Foreign investors sold shares worth a net 48.1 million rupees ($300,000), extending the foreign outflow to a net 888.8 million rupees in the last five sessions, and a net 3.52 billion rupees worth of equities so far this year.
Banking and telecom stocks have been declining since a local media reported that the government planned to impose new levies on these sectors to boost revenue, analysts said.
Lacklustre corporate results and a Moody’s report saying Sri Lanka could face significantly tighter external refinancing conditions in the next five years, also dented investor appetite for riskier assets, analysts said.
A local daily reported on Friday that a number of changes proposed in the Finance Act would see new levies on several sectors including telecom, vehicle imports and tourism.
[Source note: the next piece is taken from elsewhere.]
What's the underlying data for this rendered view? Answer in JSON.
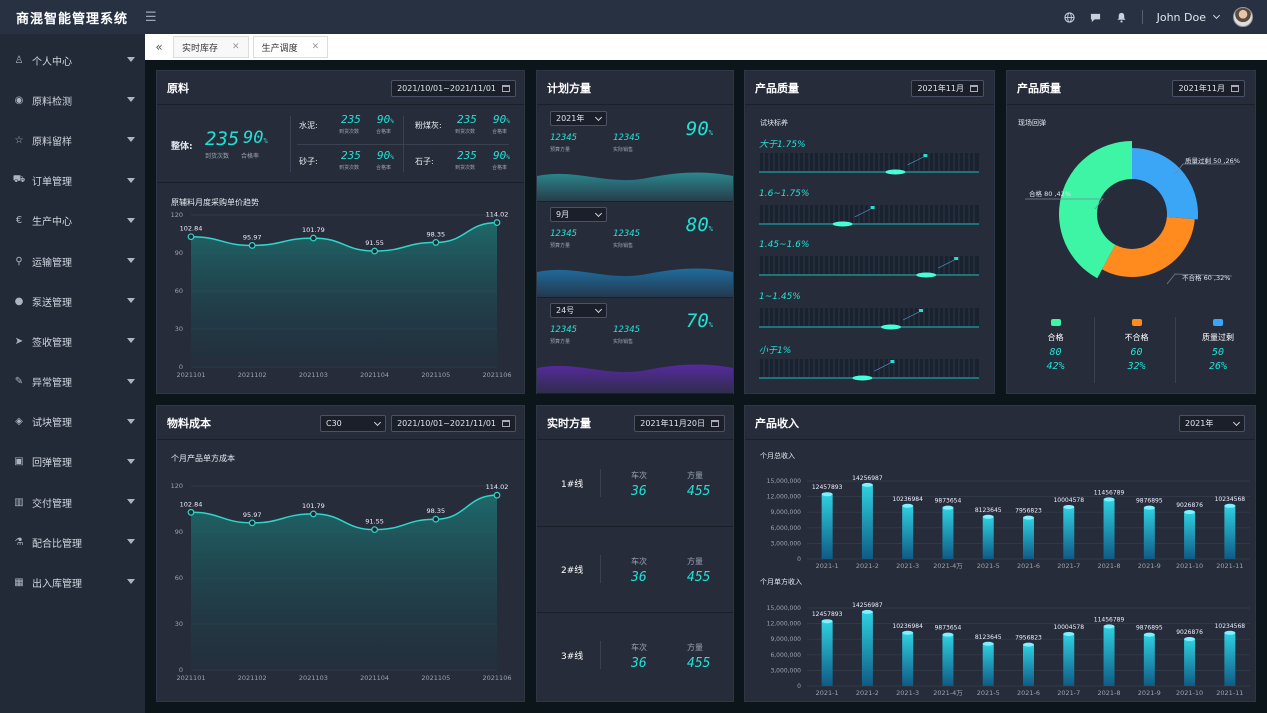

“Still the tax issue has not been clarified. Banks and telecom shares are mostly hit by this and an uncertainty prevails over this,” said Atchuthan Srirangan, assistant manager - research, First Capital Holdings Plc.
The Colombo stock index edged down 0.06 percent to 6,040.37, its lowest close since March 30, 2017. It has declined about 5 percent so far this year.
Turnover stood at 464.1 million rupees, compared with this year’s daily average of 824.4 million rupees.
Top mobile phone service provider Dialog Axiata fell 0.7 percent, while conglomerate Hemas Holdings lost 4.3 percent.
The central bank left its key policy rates unchanged, as expected, on Aug. 3, citing its goals of stabilising inflation and fostering sustainable economic growth.
Central bank Governor Indrajit Coomaraswamy said the economy was unlikely to grow more than 4 percent in 2018, falling short of an earlier estimate of 5 percent.